- Born: 1976 (age 49–50) Russe, Bulgaria
- Occupation: Opera singer (bass)
- Years active: 1996–present
- Notable work: Verdi's Requiem, Aida, Turandot, Attila
- Awards: First Prize, Operalia (1999)

= Orlin Anastassov =

Bulgarian opera singer

Orlin Anastassov (Bulgarian: Орлин Анастасов) (born 1976) is a Bulgarian opera singer with an active international career performing leading bass roles. A winner of the 1999 Operalia competition, he has also performed many times as the bass soloist in the Verdi Requiem.

==Life and career==
Anastassov was born in Russe, a city in northeastern Bulgaria. Both his parents were opera singers. He made had his operatic debut at the age of 20 as The King of Egypt in Aida at the Rousse State Opera. He won First Prize in the 1999 Operalia competition, and went on to make his debut at La Scala in Milan as Don Basilio in The Barber of Seville that same year. He has since returned there as Timur in Turandot (2004), as Ramfis in Aida (2007), and in the title role of Attila (2011). He has also performed at The Royal Opera House in London, New York's Metropolitan Opera House, the Vienna Staatsoper and other major houses around the world.

==Recordings==
- Berlioz: Roméo et Juliette – 2000 (bass soloist). London Symphony Orchestra and Chorus, Colin Davis (conductor). Label: LSO Live CD 3.
- Berlioz: Les Troyens – 2001 (as L'ombre d'Hector).
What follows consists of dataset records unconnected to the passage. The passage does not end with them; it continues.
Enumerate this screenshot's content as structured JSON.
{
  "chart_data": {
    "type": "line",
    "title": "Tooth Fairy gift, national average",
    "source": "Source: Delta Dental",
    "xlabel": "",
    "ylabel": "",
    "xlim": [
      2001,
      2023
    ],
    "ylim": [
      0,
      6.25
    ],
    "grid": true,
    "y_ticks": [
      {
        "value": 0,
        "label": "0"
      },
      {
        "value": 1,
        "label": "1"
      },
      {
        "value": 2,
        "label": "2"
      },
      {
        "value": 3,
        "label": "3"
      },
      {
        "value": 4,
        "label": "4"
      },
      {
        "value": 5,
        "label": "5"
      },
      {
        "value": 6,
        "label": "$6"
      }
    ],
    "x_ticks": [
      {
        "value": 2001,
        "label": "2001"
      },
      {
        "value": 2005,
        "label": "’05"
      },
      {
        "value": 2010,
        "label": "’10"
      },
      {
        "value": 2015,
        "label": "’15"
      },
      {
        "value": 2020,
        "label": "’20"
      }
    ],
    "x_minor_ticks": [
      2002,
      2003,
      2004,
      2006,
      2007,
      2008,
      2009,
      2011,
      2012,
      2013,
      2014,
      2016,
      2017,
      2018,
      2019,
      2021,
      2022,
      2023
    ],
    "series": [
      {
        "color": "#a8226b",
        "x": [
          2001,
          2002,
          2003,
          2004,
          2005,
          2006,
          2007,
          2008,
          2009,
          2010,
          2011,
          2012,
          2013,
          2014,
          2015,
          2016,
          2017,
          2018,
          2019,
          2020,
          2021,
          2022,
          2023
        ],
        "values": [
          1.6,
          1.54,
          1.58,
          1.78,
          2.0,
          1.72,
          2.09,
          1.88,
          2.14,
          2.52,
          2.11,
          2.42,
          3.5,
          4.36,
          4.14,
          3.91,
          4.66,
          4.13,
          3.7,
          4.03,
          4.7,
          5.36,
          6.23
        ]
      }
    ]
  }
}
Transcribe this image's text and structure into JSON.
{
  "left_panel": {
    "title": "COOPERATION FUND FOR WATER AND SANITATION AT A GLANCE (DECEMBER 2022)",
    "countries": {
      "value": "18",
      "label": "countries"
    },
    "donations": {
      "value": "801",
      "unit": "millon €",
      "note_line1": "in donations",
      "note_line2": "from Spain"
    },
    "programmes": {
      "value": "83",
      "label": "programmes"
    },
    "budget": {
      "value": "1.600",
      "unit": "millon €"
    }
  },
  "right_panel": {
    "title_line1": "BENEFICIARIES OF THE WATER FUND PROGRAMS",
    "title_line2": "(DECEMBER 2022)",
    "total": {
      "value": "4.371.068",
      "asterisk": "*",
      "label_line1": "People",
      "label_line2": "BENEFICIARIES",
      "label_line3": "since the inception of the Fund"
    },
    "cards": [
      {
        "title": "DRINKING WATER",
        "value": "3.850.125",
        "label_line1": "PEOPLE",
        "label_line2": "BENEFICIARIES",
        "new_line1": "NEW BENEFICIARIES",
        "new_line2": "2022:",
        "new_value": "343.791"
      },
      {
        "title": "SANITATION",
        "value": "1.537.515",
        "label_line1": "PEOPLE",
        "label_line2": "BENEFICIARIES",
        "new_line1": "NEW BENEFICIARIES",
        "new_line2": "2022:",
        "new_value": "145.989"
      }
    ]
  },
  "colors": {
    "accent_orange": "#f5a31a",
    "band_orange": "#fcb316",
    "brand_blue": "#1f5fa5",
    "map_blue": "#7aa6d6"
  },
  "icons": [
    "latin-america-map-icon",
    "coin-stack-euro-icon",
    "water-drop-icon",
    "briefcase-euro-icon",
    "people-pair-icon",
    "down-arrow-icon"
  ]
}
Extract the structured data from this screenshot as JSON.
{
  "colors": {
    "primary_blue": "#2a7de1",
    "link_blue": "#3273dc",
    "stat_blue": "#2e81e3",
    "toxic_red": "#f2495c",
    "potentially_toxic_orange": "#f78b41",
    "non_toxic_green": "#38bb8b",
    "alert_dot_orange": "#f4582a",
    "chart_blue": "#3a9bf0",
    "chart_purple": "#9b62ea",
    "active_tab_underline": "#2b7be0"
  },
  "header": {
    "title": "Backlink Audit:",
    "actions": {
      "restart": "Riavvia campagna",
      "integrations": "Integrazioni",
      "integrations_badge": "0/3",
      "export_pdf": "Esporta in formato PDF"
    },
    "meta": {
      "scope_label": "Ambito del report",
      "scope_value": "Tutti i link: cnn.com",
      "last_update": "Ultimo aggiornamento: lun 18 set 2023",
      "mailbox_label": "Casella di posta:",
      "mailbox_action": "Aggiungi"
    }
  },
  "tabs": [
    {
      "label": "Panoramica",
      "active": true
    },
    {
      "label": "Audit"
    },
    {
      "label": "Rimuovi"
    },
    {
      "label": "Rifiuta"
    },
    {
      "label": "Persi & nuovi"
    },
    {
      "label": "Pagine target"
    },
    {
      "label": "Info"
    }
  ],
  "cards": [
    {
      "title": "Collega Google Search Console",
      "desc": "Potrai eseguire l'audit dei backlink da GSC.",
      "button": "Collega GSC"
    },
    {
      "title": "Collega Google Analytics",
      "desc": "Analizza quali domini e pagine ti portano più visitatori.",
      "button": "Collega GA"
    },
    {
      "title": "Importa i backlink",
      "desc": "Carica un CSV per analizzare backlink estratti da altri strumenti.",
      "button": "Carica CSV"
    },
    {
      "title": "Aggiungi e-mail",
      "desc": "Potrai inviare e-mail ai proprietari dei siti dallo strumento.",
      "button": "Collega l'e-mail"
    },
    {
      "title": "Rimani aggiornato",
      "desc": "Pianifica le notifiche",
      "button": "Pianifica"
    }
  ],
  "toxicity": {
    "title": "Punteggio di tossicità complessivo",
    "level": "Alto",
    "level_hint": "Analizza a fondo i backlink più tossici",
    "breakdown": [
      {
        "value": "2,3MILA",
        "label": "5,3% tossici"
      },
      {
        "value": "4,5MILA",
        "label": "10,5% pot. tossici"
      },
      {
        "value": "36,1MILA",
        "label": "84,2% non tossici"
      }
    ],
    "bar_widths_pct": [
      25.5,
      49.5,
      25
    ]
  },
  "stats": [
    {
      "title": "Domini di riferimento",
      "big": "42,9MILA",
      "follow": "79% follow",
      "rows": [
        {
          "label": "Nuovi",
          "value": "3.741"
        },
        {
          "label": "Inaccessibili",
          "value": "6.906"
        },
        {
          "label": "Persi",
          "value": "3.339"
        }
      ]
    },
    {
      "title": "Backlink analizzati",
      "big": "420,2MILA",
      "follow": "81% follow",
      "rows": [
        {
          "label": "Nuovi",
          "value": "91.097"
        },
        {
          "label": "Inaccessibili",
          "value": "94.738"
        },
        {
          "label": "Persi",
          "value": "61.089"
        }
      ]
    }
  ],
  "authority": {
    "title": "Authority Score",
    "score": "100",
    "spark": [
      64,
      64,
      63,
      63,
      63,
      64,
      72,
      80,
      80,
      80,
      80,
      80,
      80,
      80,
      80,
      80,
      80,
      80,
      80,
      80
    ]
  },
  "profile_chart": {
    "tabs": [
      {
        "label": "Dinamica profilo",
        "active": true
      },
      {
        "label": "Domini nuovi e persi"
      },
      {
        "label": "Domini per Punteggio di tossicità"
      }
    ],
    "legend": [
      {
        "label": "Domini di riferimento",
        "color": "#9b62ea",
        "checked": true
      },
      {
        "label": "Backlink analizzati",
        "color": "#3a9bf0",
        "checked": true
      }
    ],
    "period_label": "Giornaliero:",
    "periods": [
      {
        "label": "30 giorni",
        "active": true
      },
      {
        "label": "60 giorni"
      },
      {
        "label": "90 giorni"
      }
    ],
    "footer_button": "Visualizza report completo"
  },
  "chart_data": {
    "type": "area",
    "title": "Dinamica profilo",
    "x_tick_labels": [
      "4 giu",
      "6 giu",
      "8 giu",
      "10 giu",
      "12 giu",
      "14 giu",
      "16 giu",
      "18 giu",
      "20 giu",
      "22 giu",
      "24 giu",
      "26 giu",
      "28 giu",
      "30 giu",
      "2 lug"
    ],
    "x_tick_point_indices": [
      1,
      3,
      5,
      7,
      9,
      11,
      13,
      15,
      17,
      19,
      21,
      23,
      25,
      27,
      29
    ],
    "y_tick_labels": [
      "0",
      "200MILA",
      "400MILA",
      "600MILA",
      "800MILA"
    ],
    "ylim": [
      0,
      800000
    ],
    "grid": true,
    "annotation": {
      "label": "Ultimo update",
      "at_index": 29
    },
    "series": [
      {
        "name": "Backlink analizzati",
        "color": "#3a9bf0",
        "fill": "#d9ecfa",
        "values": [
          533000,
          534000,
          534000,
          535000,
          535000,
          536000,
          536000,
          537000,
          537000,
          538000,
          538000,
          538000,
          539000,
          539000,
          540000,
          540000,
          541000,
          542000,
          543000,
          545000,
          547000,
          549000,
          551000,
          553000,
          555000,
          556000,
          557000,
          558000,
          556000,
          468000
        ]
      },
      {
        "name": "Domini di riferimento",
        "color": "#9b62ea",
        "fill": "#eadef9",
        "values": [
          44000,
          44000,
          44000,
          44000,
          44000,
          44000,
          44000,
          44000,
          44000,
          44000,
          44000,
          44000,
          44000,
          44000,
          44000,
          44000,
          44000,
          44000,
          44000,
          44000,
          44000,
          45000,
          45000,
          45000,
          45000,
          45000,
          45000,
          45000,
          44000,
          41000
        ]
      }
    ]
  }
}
London Symphony Orchestra and Chorus, Colin Davis (conductor). Winner of the 2001 Grammy Awards for Best Classical Album and Best Opera Recording. Label: LSO Live CD 10.
- Russian opera arias for bass – 2002. Orlin Anastasov, bass; Orchestra of the Sofia National Opera, Nayden Todorov (conductor). Label: Music Minus One, MMOCDG4090.
- Verdi: I Vespri Siciliani – 2003 (as Procida). Arturo Toscanini Foundation Orchestra and Chorus, Stefano Ranzani (conductor). Label: Dynamic DVD 33551.
- Verdi: Nabucco – 2004 (as Zaccaria). Teatro Carlo Felice Orchestra and Chorus, Riccardo Frizza (conductor). Label: Dynamic DVD 33465.
- Verdi: Aida – 2006 (as Ramfis). Théâtre de la Monnaie Orchestra and Chorus, Kazushi Ono (conductor). Label: Opus Arte DVD 954.
- Mussorgsky: Boris Godunov – 2011 (as Boris Godunov). Teatro Regio di Torino Orchestra and Chorus, Gianandrea Noseda (conductor). Label: Opus Arte DVD 1053.